The emergence of this new condition may be leaving parents anxious after Boris Johnson announced primary schools could open as early as June.
“The total numbers of children who get this syndrome are very small,” said Prof Viner.
“Around 5,000 children die tragically each year. Some of these are premature babies, but 160 to 170 die in car crashes. Those deaths are tragic but also rare.
“How do we manage those? We buy child seats, we use seat belts, we sometimes buy better cars; but we don’t stop driving.
“This syndrome is much, much more rare than car accidents involving children.
“It should not stop parents sending their children back to school when schools are ready to re-open.
“What parents do need, however, is knowledge and understanding so they know what to look out for”.
As of 27 April, NHS England knew of fewer than 20 cases where an association between the coronavirus and the Kawasaki-like condition had been noted by doctors, the BBC reported.
There is no set diagnosis for Kawasaki, with medics just having to assess the patient.
NHS England issued an urgent alert to GPs to be aware of the condition, but stressed no link had been established with the coronavirus.
At least 15 US states are looking into the rare inflammatory disorder, according to New York governor Andrew Cuomo.
The US Centers for Disease Control and Prevention is due to issue an alert to healthcare providers this week.
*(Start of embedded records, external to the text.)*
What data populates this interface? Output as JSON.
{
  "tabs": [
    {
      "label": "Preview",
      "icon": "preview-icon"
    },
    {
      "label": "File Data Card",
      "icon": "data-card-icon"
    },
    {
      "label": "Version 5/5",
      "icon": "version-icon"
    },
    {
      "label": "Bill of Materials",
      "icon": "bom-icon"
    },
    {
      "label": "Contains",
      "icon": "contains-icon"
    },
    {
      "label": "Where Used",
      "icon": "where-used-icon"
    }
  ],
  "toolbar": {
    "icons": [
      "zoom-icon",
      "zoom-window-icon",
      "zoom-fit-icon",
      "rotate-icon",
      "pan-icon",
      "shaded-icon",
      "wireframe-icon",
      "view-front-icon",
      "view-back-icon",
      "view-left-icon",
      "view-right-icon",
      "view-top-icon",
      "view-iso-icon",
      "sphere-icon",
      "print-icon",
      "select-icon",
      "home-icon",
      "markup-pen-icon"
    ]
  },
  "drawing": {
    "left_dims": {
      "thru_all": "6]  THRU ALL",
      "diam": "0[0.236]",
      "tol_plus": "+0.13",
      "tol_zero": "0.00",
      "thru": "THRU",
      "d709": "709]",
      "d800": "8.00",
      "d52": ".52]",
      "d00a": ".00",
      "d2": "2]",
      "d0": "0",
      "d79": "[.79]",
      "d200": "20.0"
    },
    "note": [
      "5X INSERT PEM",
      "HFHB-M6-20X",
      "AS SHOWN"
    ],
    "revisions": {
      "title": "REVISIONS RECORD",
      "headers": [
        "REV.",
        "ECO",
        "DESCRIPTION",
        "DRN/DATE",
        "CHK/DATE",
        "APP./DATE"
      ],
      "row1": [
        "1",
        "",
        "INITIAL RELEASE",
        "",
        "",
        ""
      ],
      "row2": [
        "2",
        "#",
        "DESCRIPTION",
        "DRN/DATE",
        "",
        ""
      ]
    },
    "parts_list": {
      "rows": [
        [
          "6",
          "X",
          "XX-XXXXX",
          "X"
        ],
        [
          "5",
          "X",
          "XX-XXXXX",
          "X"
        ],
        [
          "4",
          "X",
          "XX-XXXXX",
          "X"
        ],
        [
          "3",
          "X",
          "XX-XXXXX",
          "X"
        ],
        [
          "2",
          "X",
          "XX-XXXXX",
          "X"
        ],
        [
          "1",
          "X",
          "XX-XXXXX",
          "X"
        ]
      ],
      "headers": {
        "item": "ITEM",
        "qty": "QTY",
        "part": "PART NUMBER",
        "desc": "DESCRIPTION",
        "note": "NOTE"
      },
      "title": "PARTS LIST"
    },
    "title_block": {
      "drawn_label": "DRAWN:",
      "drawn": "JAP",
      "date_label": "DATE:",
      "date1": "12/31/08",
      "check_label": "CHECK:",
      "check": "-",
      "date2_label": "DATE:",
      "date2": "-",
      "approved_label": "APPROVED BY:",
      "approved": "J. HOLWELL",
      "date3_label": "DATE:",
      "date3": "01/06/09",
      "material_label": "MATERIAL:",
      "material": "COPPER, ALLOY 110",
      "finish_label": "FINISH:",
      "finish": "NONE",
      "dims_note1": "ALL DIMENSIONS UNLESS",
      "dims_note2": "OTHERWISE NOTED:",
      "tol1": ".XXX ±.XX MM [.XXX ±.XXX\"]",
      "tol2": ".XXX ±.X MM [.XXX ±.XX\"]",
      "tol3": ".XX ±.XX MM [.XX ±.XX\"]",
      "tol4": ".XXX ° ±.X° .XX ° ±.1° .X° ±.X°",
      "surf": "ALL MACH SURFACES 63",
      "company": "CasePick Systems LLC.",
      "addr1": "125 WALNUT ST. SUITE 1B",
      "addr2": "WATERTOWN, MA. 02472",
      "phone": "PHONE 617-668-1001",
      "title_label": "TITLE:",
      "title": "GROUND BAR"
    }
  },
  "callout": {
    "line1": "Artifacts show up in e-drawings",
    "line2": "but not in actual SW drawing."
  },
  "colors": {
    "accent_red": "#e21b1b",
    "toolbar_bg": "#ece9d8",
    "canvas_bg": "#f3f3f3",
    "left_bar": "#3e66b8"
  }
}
Writing in an editorial linked to the Italian study, Prof Viner said: “Although the article suggests a possible emerging inflammatory syndrome associated with COVID-19, it is crucial to reiterate – for parents and healthcare workers alike – that children remain minimally affected by [the coronavirus] infection overall.
“Understanding this inflammatory phenomenon in children might provide vital information about immune responses to [the coronavirus] and possible correlates of immune protection that might have relevance both for adults and children.
“In particular, if this is an antibody-mediated phenomenon, there might be implications for vaccine studies, and might also explain why some children become very ill with COVID-19, while the majority are unaffected or asymptomatic.”
Professor Alastair Sutcliffe, from University College London, added: “There is apparently a small risk but no grounds for panic.
“COVID is a worldwide living experiment and an opportunity to study many effects of this terrible plague on illnesses other than COVID; this insight into this Kawasaki-like disease is just one more brick in the wall”.
What is the coronavirus?
The coronavirus is one of seven strains of a virus class that are known to infect humans.
Others cause everything from the common cold to severe acute respiratory syndrome (Sars), which killed 774 people during its 2002/3 outbreak.
Since the coronavirus outbreak was identified, more than 4.3 million cases have been confirmed worldwide, according to Johns Hopkins University.
Of these cases, over 1.5 million are known to have “recovered”.
Globally, the death toll has exceeded 293,000.
The coronavirus mainly spreads face to face via infected droplets expelled in a cough or sneeze.
Symptoms include fever, cough and slight breathlessness.
The coronavirus has no “set” treatment, with most patients naturally fighting off the infection.
Those requiring hospitalisation are given “supportive care”, like ventilation, while their immune system gets to work.